Avec les multiples annonces économiques qui sont enclenchées depuis un mois par le gouvernement, les gens vont se souvenir davantage de cette pluie de milliards qui va assurément pencher dans la balance lors du scrutin qui sera certainement en faveur des libéraux.
Espérons que nous, les étudiants, nous serons en mesure, par des moyens intelligents et inventifs, dans le respect de tous, de réveiller la population sur les aberrations de ce gouvernement.
Juste pour que vous saisissiez l'importance de ne pas voter pour les libéraux si vous vous souciez du bien commun et de la justice sociale, voici quelques scandales qui ont marqué le dernier mandat de monsieur Charest: le rapport de l'UPAC qui tisse des liens directs entre de généreux dons au PLQ et la corruption dans l'industrie de la construction et au niveau municipal, la privatisation de l'île d'Anticosti en vendant les permis d'exploitation pétrolière à Pétrolia et à Junex, les redevances du Plan Nord qui s'élèveront, selon les calculs libéraux, à 400 millions $ par année alors que les minières feront de 3 à 4 milliards $, une augmentation de la dette de 33 % en 9 ans, l'abolition de la taxe sur le capital ce qui avantage les mieux nantis, commandites dans l'attribution de places en garderies et pour les infrastructures sportives, la taxe santé de 200 $ qui n'est pas équitable, car un travailleur au salaire minimum paye le même montant qu'un milliardaire, etc.

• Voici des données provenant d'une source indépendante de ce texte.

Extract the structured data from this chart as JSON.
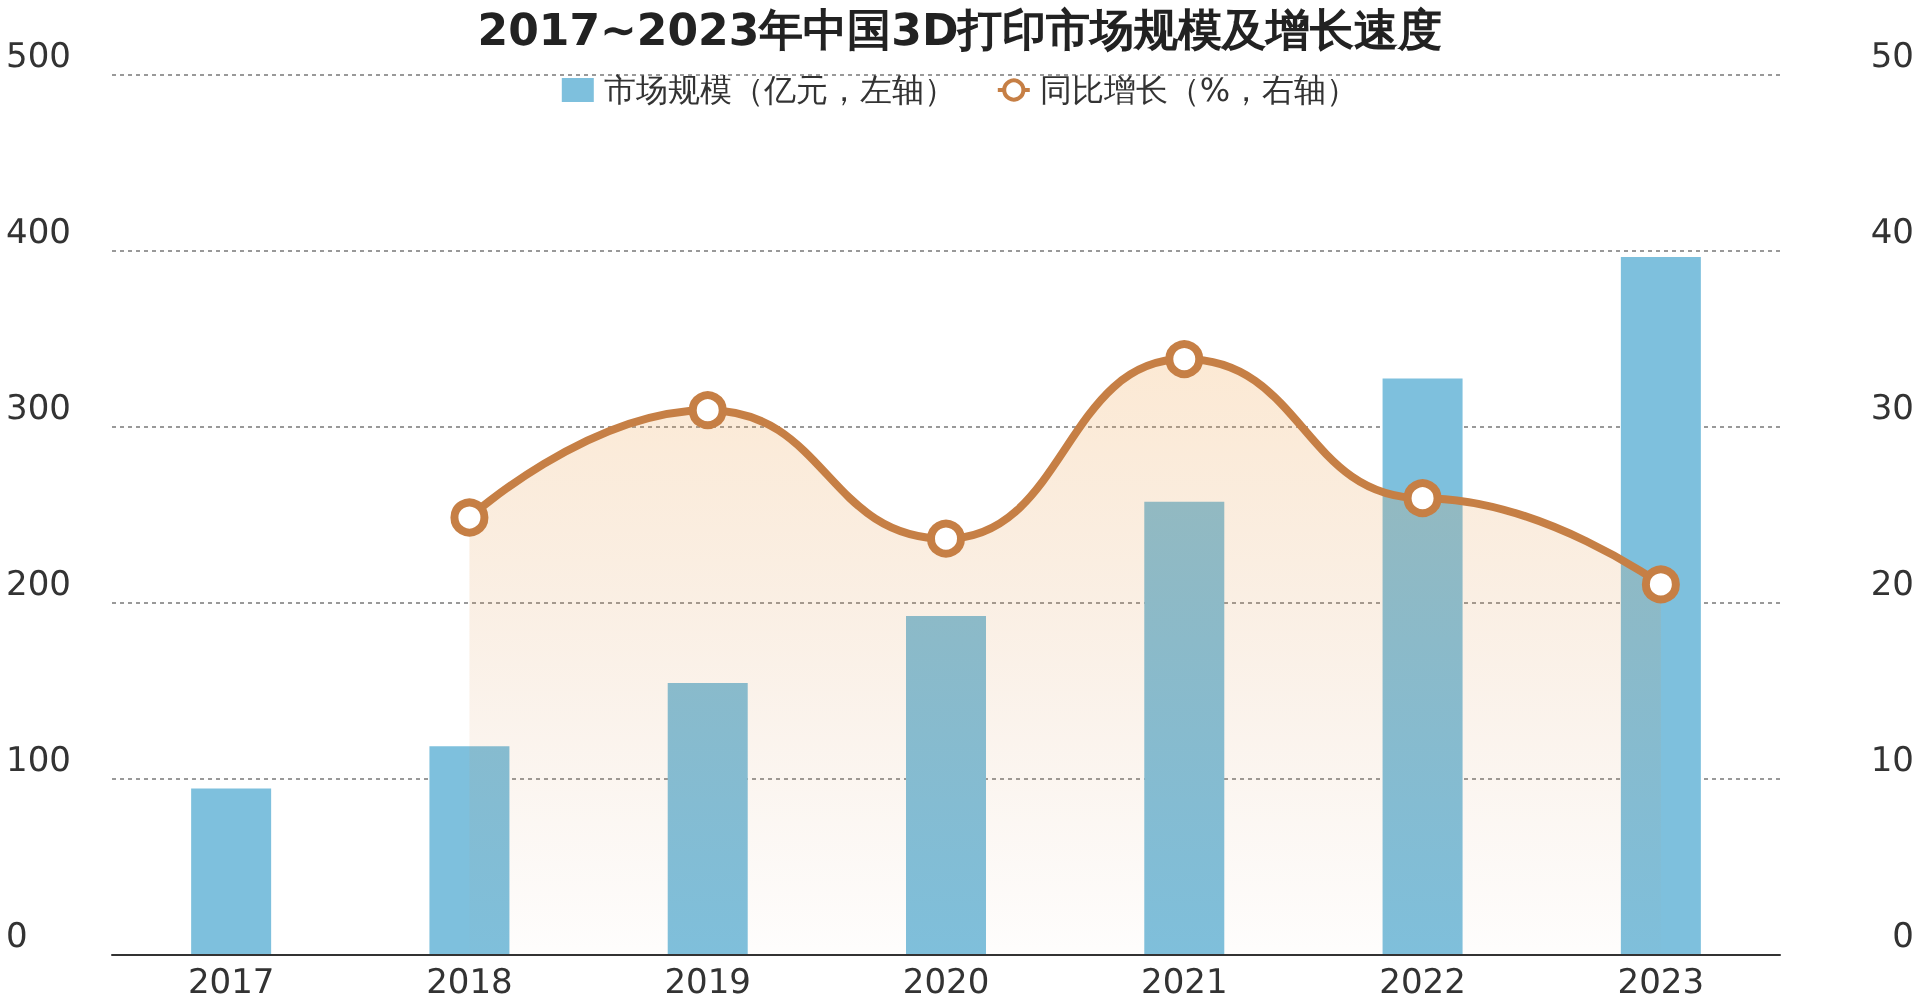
{
  "chart_data": {
    "type": "bar",
    "title": "2017~2023年中国3D打印市场规模及增长速度",
    "categories": [
      "2017",
      "2018",
      "2019",
      "2020",
      "2021",
      "2022",
      "2023"
    ],
    "series": [
      {
        "name": "市场规模（亿元，左轴）",
        "color": "#7ec0dd",
        "values": [
          94,
          118,
          154,
          192,
          257,
          327,
          396
        ]
      },
      {
        "name": "同比增长（%，右轴）",
        "type": "area",
        "axis": "y2",
        "color": "#c67f45",
        "marker": "circle",
        "values": [
          null,
          24.8,
          30.9,
          23.6,
          33.8,
          25.9,
          21.0
        ]
      }
    ],
    "ylim": [
      0,
      500
    ],
    "yticks": [
      0,
      100,
      200,
      300,
      400,
      500
    ],
    "y2lim": [
      0,
      50
    ],
    "y2ticks": [
      0,
      10,
      20,
      30,
      40,
      50
    ],
    "grid": "y",
    "legend": "top"
  }
}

Il y a bien d'autres arguments de taille.
De grâce, lisez les programmes électoraux et analysez les enjeux électoraux à la lumière des solutions de chaque parti. Vous devez, le 4 septembre, avoir fait un choix éclairé en allant exercer votre droit de vote, et ce, même si vous êtes désintéressé par la politique. Dites-vous qu'un parti ne repose pas uniquement sur son chef; il faut regarder l'équipe derrière celui-ci, et voter aussi en fonction de cette équipe.
L'équipe libérale est prête, nous devons être prêts à voter autrement pour l'avenir du Québec. Il faut voter pour un premier ministre qui pense aux intérêts des Québécois et qui cherche à instaurer une justice entre les mieux nantis et les moins nantis. Nous, Québécois aimant la démocratie et la justice, devons, pour les prochaines générations, mettre les freins à Jean Charest avant qu'il ne perde encore davantage le contrôle de son volant.